Furthermore, the market is maturing as it grows as well. “We’re seeing smarter RFPs, which tells me the market is maturing,” divulged Henigin. “When you look at then, they actually make sense. It’s not the first time they’ve thought about it. Things are getting better. Again, Cloud and colo are growing in concert with each other.”
Then, another attendee asked Henigin a question – specifically, for his thoughts about modular data centers — why they haven’t quite taken off in the way that other industry leaders predicted they would, and why Data Foundry hasn’t jumped on that boat.
“Every business today utterly, critically relies on data,” replied Henigin. “When your email isn’t working, or you ERP stops flowing, or your accounting system stops working, your business can grind to a halt. Imagine a hospital. So when people make decisions about where to put their IT, one of the most important factors to consider is trust. It’s impossible to fully vet any solution or fully predict the future, so critical to making your decision is whether you trust people. And we’re able to win that trust with our customers by showing them who we are and what they do.” This differs significantly, Henigin explained, from how a pre-fab data center designer might lay down a one-size-fits-all solution.
The final question – and topic of discussion – then had to do with Henigin’s vision of the future of data center design. “The Trend with data centers has basically just been…bigger. We started off using 400 KW UPS modules, then 675, and now we’re using 1.5 MW. These bigger building blocks are much more effective.

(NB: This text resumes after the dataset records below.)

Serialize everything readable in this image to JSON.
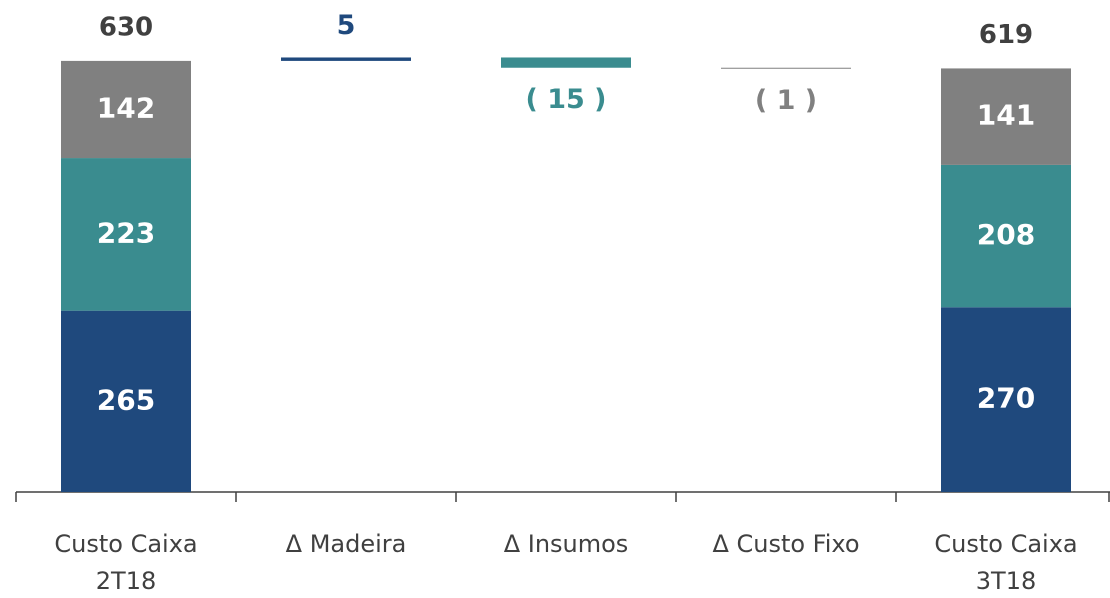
{
  "chart_data": {
    "type": "waterfall",
    "categories": [
      [
        "Custo Caixa",
        "2T18"
      ],
      [
        "Δ Madeira"
      ],
      [
        "Δ Insumos"
      ],
      [
        "Δ Custo Fixo"
      ],
      [
        "Custo Caixa",
        "3T18"
      ]
    ],
    "series": [
      {
        "color": "#1f497d",
        "values": [
          265,
          5,
          null,
          null,
          270
        ]
      },
      {
        "color": "#3a8c8f",
        "values": [
          223,
          null,
          -15,
          null,
          208
        ],
        "value_labels": [
          "223",
          null,
          "( 15 )",
          null,
          "208"
        ]
      },
      {
        "color": "#808080",
        "values": [
          142,
          null,
          null,
          -1,
          141
        ],
        "value_labels": [
          "142",
          null,
          null,
          "( 1 )",
          "141"
        ]
      }
    ],
    "totals": [
      630,
      null,
      null,
      null,
      619
    ],
    "ylim": [
      0,
      700
    ]
  }
}
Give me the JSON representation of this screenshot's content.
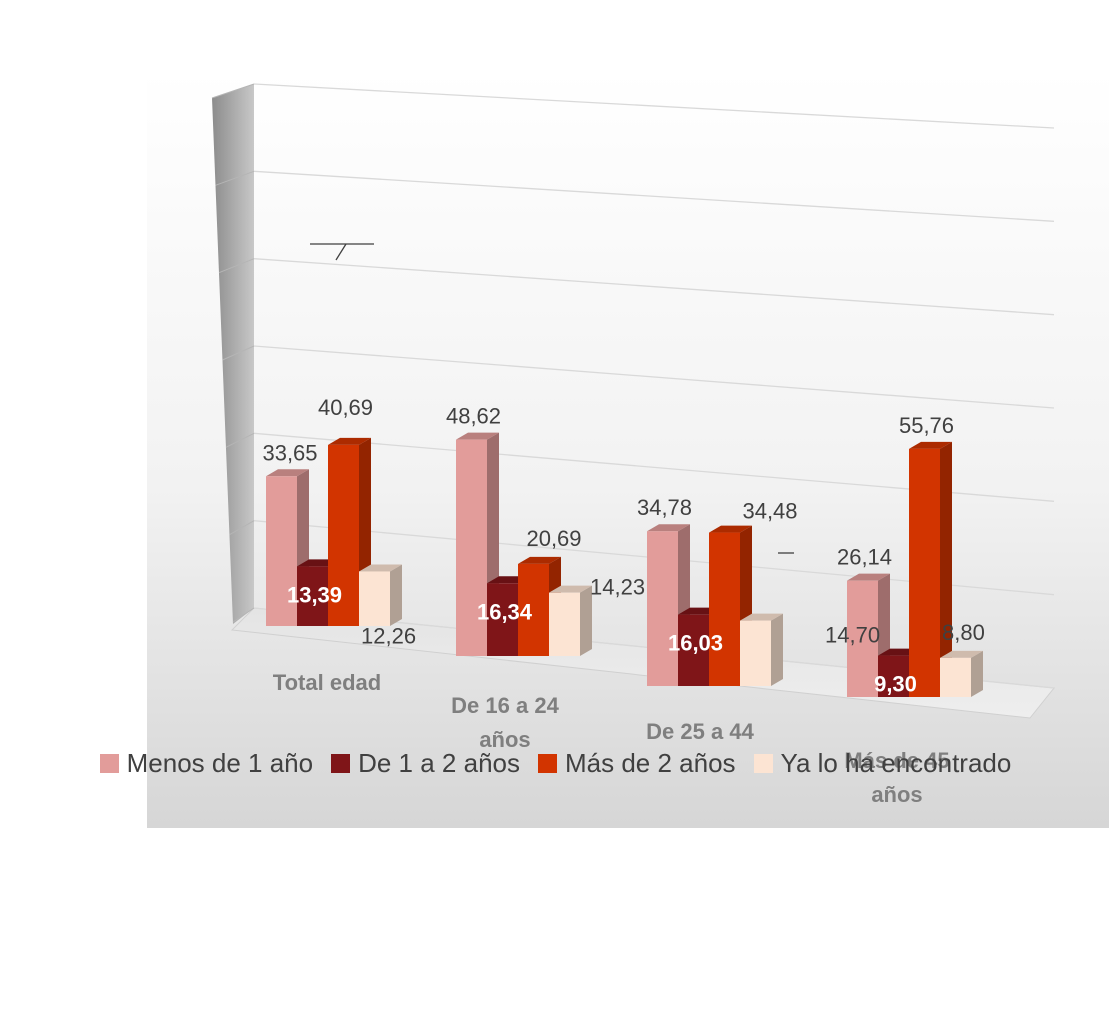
{
  "chart_data": {
    "type": "bar",
    "title": "",
    "xlabel": "",
    "ylabel": "",
    "ylim": [
      0,
      60
    ],
    "grid": true,
    "legend_position": "bottom",
    "categories": [
      "Total edad",
      "De 16 a 24 años",
      "De 25 a 44",
      "Más de 45 años"
    ],
    "series": [
      {
        "name": "Menos de 1 año",
        "color": "#E29C9A",
        "values": [
          33.65,
          48.62,
          34.78,
          26.14
        ],
        "labels": [
          "33,65",
          "48,62",
          "34,78",
          "26,14"
        ]
      },
      {
        "name": "De 1 a 2 años",
        "color": "#7F1518",
        "values": [
          13.39,
          16.34,
          16.03,
          9.3
        ],
        "labels": [
          "13,39",
          "16,34",
          "16,03",
          "9,30"
        ]
      },
      {
        "name": "Más de 2 años",
        "color": "#D23400",
        "values": [
          40.69,
          20.69,
          34.48,
          55.76
        ],
        "labels": [
          "40,69",
          "20,69",
          "34,48",
          "55,76"
        ]
      },
      {
        "name": "Ya lo ha encontrado",
        "color": "#FCE4D3",
        "values": [
          12.26,
          14.23,
          14.7,
          8.8
        ],
        "labels": [
          "12,26",
          "14,23",
          "14,70",
          "8,80"
        ]
      }
    ]
  }
}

The first data hall that we built was at 10,000 square feet. The most recent one we did was about 30,000 square feet. A lot of the things we do are to drive costs down, drive lead-times down, and increase flexibility for whatever comes in the door. Big spaces, lots of cooling, lots of power mean that we can handle anything from small to large and anything mixed in in-between.”

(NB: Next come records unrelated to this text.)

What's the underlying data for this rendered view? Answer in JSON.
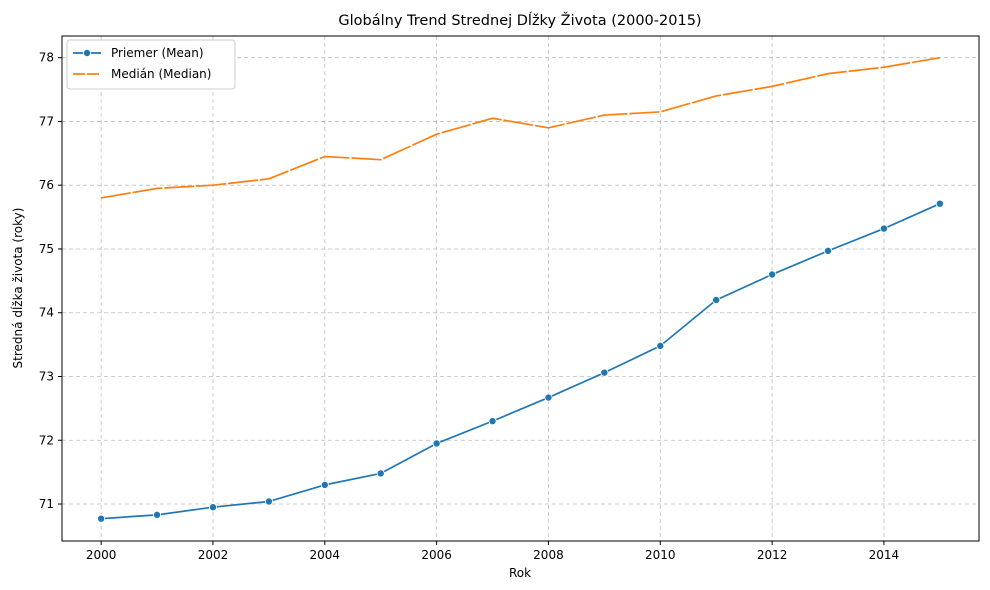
{
  "chart_data": {
    "type": "line",
    "title": "Globálny Trend Strednej Dĺžky Života (2000-2015)",
    "xlabel": "Rok",
    "ylabel": "Stredná dĺžka života (roky)",
    "xlim": [
      1999.3,
      2015.7
    ],
    "ylim": [
      70.42,
      78.34
    ],
    "xticks": [
      2000,
      2002,
      2004,
      2006,
      2008,
      2010,
      2012,
      2014
    ],
    "yticks": [
      71,
      72,
      73,
      74,
      75,
      76,
      77,
      78
    ],
    "grid": true,
    "legend_position": "top-left",
    "x": [
      2000,
      2001,
      2002,
      2003,
      2004,
      2005,
      2006,
      2007,
      2008,
      2009,
      2010,
      2011,
      2012,
      2013,
      2014,
      2015
    ],
    "series": [
      {
        "name": "Priemer (Mean)",
        "color": "#1f77b4",
        "marker": "circle",
        "dash": "solid",
        "values": [
          70.77,
          70.83,
          70.95,
          71.04,
          71.3,
          71.48,
          71.95,
          72.3,
          72.67,
          73.06,
          73.48,
          74.2,
          74.6,
          74.97,
          75.32,
          75.71
        ]
      },
      {
        "name": "Medián (Median)",
        "color": "#ff7f0e",
        "marker": "none",
        "dash": "dashed",
        "values": [
          75.8,
          75.95,
          76.0,
          76.1,
          76.45,
          76.4,
          76.8,
          77.05,
          76.9,
          77.1,
          77.15,
          77.4,
          77.55,
          77.75,
          77.85,
          78.0
        ]
      }
    ]
  }
}
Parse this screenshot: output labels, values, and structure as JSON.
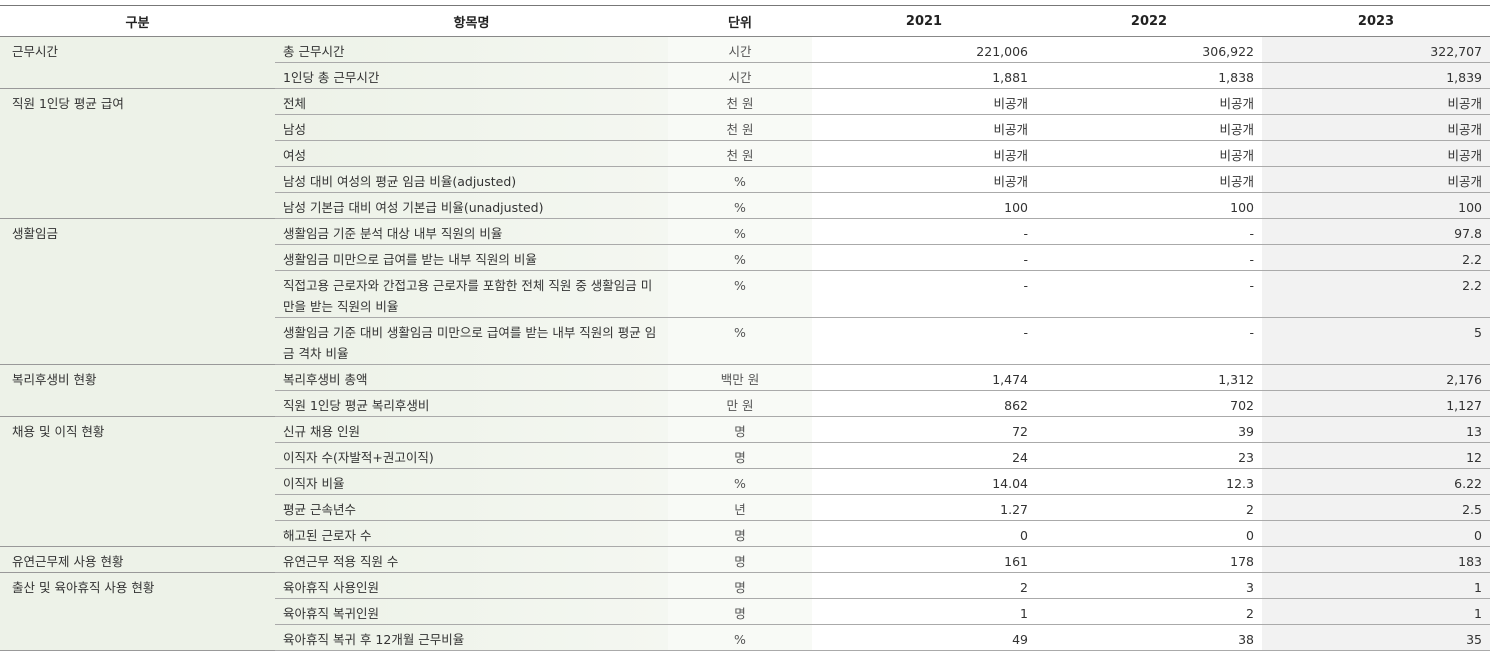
{
  "headers": [
    "구분",
    "항목명",
    "단위",
    "2021",
    "2022",
    "2023"
  ],
  "groups": [
    {
      "name": "근무시간",
      "rows": [
        {
          "item": "총 근무시간",
          "unit": "시간",
          "v": [
            "221,006",
            "306,922",
            "322,707"
          ]
        },
        {
          "item": "1인당 총 근무시간",
          "unit": "시간",
          "v": [
            "1,881",
            "1,838",
            "1,839"
          ]
        }
      ]
    },
    {
      "name": "직원 1인당 평균 급여",
      "rows": [
        {
          "item": "전체",
          "unit": "천 원",
          "v": [
            "비공개",
            "비공개",
            "비공개"
          ]
        },
        {
          "item": "남성",
          "unit": "천 원",
          "v": [
            "비공개",
            "비공개",
            "비공개"
          ]
        },
        {
          "item": "여성",
          "unit": "천 원",
          "v": [
            "비공개",
            "비공개",
            "비공개"
          ]
        },
        {
          "item": "남성 대비 여성의 평균 임금 비율(adjusted)",
          "unit": "%",
          "v": [
            "비공개",
            "비공개",
            "비공개"
          ]
        },
        {
          "item": "남성 기본급 대비 여성 기본급 비율(unadjusted)",
          "unit": "%",
          "v": [
            "100",
            "100",
            "100"
          ]
        }
      ]
    },
    {
      "name": "생활임금",
      "rows": [
        {
          "item": "생활임금 기준 분석 대상 내부 직원의 비율",
          "unit": "%",
          "v": [
            "-",
            "-",
            "97.8"
          ]
        },
        {
          "item": "생활임금 미만으로 급여를 받는 내부 직원의 비율",
          "unit": "%",
          "v": [
            "-",
            "-",
            "2.2"
          ]
        },
        {
          "item": "직접고용 근로자와 간접고용 근로자를 포함한 전체 직원 중 생활임금 미만을 받는 직원의 비율",
          "unit": "%",
          "v": [
            "-",
            "-",
            "2.2"
          ]
        },
        {
          "item": "생활임금 기준 대비 생활임금 미만으로 급여를 받는 내부 직원의 평균 임금 격차 비율",
          "unit": "%",
          "v": [
            "-",
            "-",
            "5"
          ]
        }
      ]
    },
    {
      "name": "복리후생비 현황",
      "rows": [
        {
          "item": "복리후생비 총액",
          "unit": "백만 원",
          "v": [
            "1,474",
            "1,312",
            "2,176"
          ]
        },
        {
          "item": "직원 1인당 평균 복리후생비",
          "unit": "만 원",
          "v": [
            "862",
            "702",
            "1,127"
          ]
        }
      ]
    },
    {
      "name": "채용 및 이직 현황",
      "rows": [
        {
          "item": "신규 채용 인원",
          "unit": "명",
          "v": [
            "72",
            "39",
            "13"
          ]
        },
        {
          "item": "이직자 수(자발적+권고이직)",
          "unit": "명",
          "v": [
            "24",
            "23",
            "12"
          ]
        },
        {
          "item": "이직자 비율",
          "unit": "%",
          "v": [
            "14.04",
            "12.3",
            "6.22"
          ]
        },
        {
          "item": "평균 근속년수",
          "unit": "년",
          "v": [
            "1.27",
            "2",
            "2.5"
          ]
        },
        {
          "item": "해고된 근로자 수",
          "unit": "명",
          "v": [
            "0",
            "0",
            "0"
          ]
        }
      ]
    },
    {
      "name": "유연근무제 사용 현황",
      "rows": [
        {
          "item": "유연근무 적용 직원 수",
          "unit": "명",
          "v": [
            "161",
            "178",
            "183"
          ]
        }
      ]
    },
    {
      "name": "출산 및 육아휴직 사용 현황",
      "rows": [
        {
          "item": "육아휴직 사용인원",
          "unit": "명",
          "v": [
            "2",
            "3",
            "1"
          ]
        },
        {
          "item": "육아휴직 복귀인원",
          "unit": "명",
          "v": [
            "1",
            "2",
            "1"
          ]
        },
        {
          "item": "육아휴직 복귀 후 12개월 근무비율",
          "unit": "%",
          "v": [
            "49",
            "38",
            "35"
          ]
        }
      ]
    }
  ]
}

“Would I extrapolate to the future?” he asked the room, before making some predictions. “Yes I would. I think the long-term [trend] for data centers will be bigger, more dense, more packed in, combined with more value. As people get more comfortable, you won’t need all of the bells and whistles to be amazing. I think people will be more comfortable with a mid-tier kind of product. Pricing and availability should get better and better for customers as time goes on.